Pang Nuo, Guo Songlin, Yan Ming, Chan Chien Aun
School of Design, Dalian University of Science and Technology, Dalian 116052, China.
School of Information and Communications Engineering, Communication University of China, Beijing 100024, China.
Sensors (Basel). 2023 Oct 12;23(20):8425. doi: 10.3390/s23208425.
The explosive growth of online short videos has brought great challenges to the efficient management of video content classification, retrieval, and recommendation. Video features for video management can be extracted from video image frames by various algorithms, and they have been proven to be effective in the video classification of sensor systems. However, frame-by-frame processing of video image frames not only requires huge computing power, but also classification algorithms based on a single modality of video features cannot meet the accuracy requirements in specific scenarios. In response to these concerns, we introduce a short video categorization architecture centered around cross-modal fusion in visual sensor systems which jointly utilizes video features and text features to classify short videos, avoiding processing a large number of image frames during classification. Firstly, the image space is extended to three-dimensional space-time by a self-attention mechanism, and a series of patches are extracted from a single image frame. Each patch is linearly mapped into the embedding layer of the Timesformer network and augmented with positional information to extract video features. Second, the text features of subtitles are extracted through the bidirectional encoder representation from the Transformers (BERT) pre-training model. Finally, cross-modal fusion is performed based on the extracted video and text features, resulting in improved accuracy for short video classification tasks. The outcomes of our experiments showcase a substantial superiority of our introduced classification framework compared to alternative baseline video classification methodologies. This framework can be applied in sensor systems for potential video classification.

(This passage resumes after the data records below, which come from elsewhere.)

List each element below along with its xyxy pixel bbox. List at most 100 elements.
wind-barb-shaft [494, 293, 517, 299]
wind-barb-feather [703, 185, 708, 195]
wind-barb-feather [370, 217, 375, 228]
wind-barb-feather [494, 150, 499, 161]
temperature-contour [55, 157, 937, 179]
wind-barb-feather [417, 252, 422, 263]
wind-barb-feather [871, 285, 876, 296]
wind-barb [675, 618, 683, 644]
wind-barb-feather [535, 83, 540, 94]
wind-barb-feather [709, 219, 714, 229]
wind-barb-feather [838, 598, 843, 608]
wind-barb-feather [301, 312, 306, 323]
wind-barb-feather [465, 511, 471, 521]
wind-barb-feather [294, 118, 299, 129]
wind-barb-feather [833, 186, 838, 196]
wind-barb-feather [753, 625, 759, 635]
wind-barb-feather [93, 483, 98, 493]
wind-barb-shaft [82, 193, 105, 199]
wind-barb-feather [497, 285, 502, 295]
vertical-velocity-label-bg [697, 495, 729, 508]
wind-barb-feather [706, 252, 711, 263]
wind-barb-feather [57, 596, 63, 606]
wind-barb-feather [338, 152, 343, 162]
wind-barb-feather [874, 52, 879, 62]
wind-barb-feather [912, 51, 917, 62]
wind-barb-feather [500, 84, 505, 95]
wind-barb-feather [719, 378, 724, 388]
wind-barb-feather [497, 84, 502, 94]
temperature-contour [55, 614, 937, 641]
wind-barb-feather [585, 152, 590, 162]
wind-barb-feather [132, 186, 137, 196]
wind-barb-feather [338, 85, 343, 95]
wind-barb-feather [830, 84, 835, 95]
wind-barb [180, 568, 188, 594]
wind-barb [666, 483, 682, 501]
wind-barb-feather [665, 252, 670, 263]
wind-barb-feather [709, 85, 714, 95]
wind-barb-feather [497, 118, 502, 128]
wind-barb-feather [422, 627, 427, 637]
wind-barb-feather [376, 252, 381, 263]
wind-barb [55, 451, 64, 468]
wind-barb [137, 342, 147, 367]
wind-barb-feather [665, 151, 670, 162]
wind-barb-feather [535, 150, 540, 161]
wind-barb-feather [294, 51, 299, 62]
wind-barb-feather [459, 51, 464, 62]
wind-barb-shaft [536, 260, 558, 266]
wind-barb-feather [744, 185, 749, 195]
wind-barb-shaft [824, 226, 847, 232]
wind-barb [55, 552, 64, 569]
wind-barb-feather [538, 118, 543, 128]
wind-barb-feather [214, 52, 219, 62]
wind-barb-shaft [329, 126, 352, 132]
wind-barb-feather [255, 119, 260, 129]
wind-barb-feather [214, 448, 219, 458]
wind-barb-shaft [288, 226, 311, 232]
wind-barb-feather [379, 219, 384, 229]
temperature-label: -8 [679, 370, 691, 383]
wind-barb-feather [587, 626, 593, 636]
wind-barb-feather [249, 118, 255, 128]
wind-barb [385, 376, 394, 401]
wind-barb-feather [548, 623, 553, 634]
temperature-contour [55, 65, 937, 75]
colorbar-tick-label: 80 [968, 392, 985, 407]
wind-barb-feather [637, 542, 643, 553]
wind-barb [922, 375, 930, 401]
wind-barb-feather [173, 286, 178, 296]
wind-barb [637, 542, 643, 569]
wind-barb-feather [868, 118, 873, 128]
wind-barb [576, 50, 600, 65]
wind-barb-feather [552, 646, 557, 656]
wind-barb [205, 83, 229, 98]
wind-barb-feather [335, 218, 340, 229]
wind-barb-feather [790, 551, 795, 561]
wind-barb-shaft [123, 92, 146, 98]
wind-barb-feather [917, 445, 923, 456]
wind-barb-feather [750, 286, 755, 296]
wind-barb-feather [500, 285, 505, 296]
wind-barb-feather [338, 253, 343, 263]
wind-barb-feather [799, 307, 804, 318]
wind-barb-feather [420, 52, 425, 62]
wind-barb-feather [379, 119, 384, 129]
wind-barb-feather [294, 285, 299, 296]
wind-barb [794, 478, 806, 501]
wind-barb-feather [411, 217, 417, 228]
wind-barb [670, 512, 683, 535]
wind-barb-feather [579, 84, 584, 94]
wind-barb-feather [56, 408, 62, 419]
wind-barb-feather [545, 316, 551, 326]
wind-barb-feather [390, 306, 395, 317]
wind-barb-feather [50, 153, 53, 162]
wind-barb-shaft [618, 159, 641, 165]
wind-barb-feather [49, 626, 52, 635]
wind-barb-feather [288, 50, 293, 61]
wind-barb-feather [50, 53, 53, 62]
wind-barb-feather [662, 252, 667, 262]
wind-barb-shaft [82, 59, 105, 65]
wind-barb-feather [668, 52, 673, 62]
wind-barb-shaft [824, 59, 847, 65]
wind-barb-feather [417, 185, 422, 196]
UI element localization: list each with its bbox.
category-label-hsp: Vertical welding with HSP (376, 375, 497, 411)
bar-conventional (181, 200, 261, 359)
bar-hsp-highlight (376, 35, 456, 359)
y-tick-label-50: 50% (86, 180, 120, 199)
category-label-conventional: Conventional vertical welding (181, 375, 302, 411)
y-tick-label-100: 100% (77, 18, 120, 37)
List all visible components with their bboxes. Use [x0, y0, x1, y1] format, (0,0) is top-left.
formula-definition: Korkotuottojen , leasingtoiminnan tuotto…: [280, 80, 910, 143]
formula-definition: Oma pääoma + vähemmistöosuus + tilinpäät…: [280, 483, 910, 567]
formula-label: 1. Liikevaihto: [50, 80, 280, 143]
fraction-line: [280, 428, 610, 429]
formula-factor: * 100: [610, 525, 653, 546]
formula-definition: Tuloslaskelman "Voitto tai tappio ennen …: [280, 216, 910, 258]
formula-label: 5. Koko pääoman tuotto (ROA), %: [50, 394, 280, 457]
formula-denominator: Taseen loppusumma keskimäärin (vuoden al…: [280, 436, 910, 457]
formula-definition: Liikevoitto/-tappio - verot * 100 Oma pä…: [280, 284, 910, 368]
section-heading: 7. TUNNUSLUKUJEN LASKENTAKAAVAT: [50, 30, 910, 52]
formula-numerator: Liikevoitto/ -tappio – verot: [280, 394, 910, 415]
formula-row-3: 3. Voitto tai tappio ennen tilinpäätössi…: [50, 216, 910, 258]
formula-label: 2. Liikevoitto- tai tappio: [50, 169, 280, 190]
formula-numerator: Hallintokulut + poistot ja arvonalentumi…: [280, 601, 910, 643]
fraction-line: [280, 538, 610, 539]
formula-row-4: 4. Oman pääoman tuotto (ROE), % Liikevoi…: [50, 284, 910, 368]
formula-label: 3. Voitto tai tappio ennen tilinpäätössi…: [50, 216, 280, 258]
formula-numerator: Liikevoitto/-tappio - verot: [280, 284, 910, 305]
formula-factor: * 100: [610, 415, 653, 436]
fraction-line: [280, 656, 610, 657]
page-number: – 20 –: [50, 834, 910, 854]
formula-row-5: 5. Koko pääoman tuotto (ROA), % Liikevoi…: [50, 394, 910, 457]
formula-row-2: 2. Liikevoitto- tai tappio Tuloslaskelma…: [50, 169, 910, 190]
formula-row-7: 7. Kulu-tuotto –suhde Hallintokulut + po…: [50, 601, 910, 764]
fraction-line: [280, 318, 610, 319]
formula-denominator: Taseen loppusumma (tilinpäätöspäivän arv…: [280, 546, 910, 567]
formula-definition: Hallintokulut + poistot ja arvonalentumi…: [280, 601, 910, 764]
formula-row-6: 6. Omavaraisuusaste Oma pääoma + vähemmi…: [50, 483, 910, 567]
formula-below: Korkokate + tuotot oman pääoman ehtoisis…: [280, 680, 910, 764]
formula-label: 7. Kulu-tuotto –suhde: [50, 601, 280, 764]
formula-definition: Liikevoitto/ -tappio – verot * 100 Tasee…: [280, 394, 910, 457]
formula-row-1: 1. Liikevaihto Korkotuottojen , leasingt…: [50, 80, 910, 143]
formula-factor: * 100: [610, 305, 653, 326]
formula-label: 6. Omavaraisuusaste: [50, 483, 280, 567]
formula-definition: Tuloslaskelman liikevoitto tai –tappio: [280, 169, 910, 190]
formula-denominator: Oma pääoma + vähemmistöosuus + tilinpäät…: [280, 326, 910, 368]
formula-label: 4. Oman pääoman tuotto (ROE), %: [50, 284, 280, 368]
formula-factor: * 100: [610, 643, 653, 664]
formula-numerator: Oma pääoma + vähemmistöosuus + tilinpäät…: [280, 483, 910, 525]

在线短视频的爆炸式增长给视频内容分类、检索和推荐的高效管理带来了巨大挑战。用于视频管理的视频特征可以通过各种算法从视频图像帧中提取,并且它们已被证明在传感器系统的视频分类中是有效的。然而,对视频图像帧进行逐帧处理不仅需要巨大的计算能力,而且基于单一视频特征模态的分类算法在特定场景下无法满足精度要求。针对这些问题,我们引入了一种以视觉传感器系统中的跨模态融合为核心的短视频分类架构,该架构联合利用视频特征和文本特征对短视频进行分类,避免在分类过程中处理大量图像帧。首先,通过自注意力机制将图像空间扩展到三维时空,并从单个图像帧中提取一系列图像块。每个图像块被线性映射到Timesformer网络的嵌入层,并添加位置信息以提取视频特征。其次,通过双向编码器表征从变换器(BERT)预训练模型中提取字幕的文本特征。最后,基于提取的视频和文本特征进行跨模态融合,从而提高短视频分类任务的准确率。我们的实验结果表明,与其他基线视频分类方法相比,我们引入的分类框架具有显著优势。该框架可应用于传感器系统中进行潜在的视频分类。